Want to see these palettes in action? Here is an example of the Dark2 palette being used to group data points with the scale_colour_brewer() function and the palette arguemnt.

# Palette for groups
pp + scale_colour_brewer(palette = "Dark2") + labs(title = "Palette for groups")

There are other functions within the RColorBrewer package as well. By using scale_color_viridis(), we can use a default package that will translate from colour to gray scale without losing information. (Note that this is also an important consideration for colourblindness, which we will discuss soon).

# Palette for continuous values
pp2 + scale_color_viridis_c() + labs(title = "Palette for continuous values")

Now what if we want to use just gray-scale palette for publication purposes? We can use the scale_colour_grey() function to colour our grouped data points.

# Palette for groups
pp + scale_colour_grey() + labs(title = "Palette for groups")
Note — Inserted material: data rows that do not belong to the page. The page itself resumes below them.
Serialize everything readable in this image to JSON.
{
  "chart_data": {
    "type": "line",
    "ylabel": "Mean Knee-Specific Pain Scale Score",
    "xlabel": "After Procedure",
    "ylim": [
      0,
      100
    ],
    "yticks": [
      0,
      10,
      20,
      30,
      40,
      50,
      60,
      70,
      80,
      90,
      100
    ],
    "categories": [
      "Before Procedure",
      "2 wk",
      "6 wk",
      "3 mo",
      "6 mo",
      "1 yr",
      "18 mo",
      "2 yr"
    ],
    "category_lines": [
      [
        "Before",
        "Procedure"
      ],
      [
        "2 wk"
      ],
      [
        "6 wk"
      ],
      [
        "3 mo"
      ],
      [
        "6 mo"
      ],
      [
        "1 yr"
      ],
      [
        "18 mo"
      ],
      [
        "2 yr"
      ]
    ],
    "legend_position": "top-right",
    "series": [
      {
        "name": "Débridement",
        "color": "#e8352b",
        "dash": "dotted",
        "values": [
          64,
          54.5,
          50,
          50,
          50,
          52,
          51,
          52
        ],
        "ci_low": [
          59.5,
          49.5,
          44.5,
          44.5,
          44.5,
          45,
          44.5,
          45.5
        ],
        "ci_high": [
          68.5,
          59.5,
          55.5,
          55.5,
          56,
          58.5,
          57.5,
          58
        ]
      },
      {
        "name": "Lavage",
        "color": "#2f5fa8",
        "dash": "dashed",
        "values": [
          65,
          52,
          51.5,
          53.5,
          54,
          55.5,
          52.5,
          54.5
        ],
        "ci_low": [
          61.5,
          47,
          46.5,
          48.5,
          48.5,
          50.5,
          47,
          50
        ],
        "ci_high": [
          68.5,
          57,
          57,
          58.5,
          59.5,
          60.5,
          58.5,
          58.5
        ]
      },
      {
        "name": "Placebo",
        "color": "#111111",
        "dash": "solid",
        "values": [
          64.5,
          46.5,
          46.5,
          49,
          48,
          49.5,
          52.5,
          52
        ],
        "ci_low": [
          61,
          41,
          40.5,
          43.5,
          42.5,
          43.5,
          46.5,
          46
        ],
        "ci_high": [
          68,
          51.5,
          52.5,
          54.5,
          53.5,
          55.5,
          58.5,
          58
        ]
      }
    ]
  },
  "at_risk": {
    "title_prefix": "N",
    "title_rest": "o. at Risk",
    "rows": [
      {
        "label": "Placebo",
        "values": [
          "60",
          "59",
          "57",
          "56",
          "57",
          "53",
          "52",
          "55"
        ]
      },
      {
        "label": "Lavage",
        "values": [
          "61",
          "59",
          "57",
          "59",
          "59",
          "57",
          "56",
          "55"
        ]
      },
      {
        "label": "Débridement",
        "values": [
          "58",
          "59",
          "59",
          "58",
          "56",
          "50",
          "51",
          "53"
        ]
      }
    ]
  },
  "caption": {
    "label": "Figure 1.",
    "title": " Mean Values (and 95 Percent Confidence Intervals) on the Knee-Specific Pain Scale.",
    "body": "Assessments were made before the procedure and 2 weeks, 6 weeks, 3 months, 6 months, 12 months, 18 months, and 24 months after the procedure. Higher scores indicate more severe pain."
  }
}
Or we can use the scale_colour_gradient() function for continuous data, and set our low and high gradient points to black and light gray.

# Palette for continuous values
pp2 + scale_colour_gradient(low = "grey85", high = "black") +
    labs(title = "Palette for continuous values")

8.5 Colourblind-friendly palettes

Have you ever considered how your figure might appear under various forms of colourblindness? We can use the package colorBlindness to consider this.

# Let's install the colorBlindness package
install.packages("colorBlindness")
library(colorBlindness)

Let’s start by testing out some colours using the cvdPlot() function. This will show us how our current plot looks for different forms of colourblindness.

cvdPlot(pp)  # Let's check how our plot looks with different forms of colour blindness

As you can see, our current colour palette is not accessible! By using viridis palettes, we can guarantee our plots always communicate the same information no matter who the audience is.

8.5.1 Example for grouped data

Here is an example with grouped data points:

# Let's use a viridis palette to make our plot more
# accessible
pp_viridis <- pp + scale_colour_viridis_d() + labs(title = "Viridis palette for groups")
pp_viridis

# Did we succeed? Let'd use cvdPlot() to check again
cvdPlot(pp_viridis)

# We succeeded!

8.5.2 Example for continuous data

Note that we are using slightly different functions for different colours (ex. scale_colour_viridis_c(), scale_colour_viridis_d())

pp2_viridis <- pp2 + scale_colour_viridis_c() + labs(title = "Viridis palette for continuous values")
pp2_viridis

cvdPlot(pp2_viridis)

References

Wilke, Claus O. 2019. Fundamentals of Data Visualization: A Primer on Making Informative and Compelling Figures. O’Reilly Media.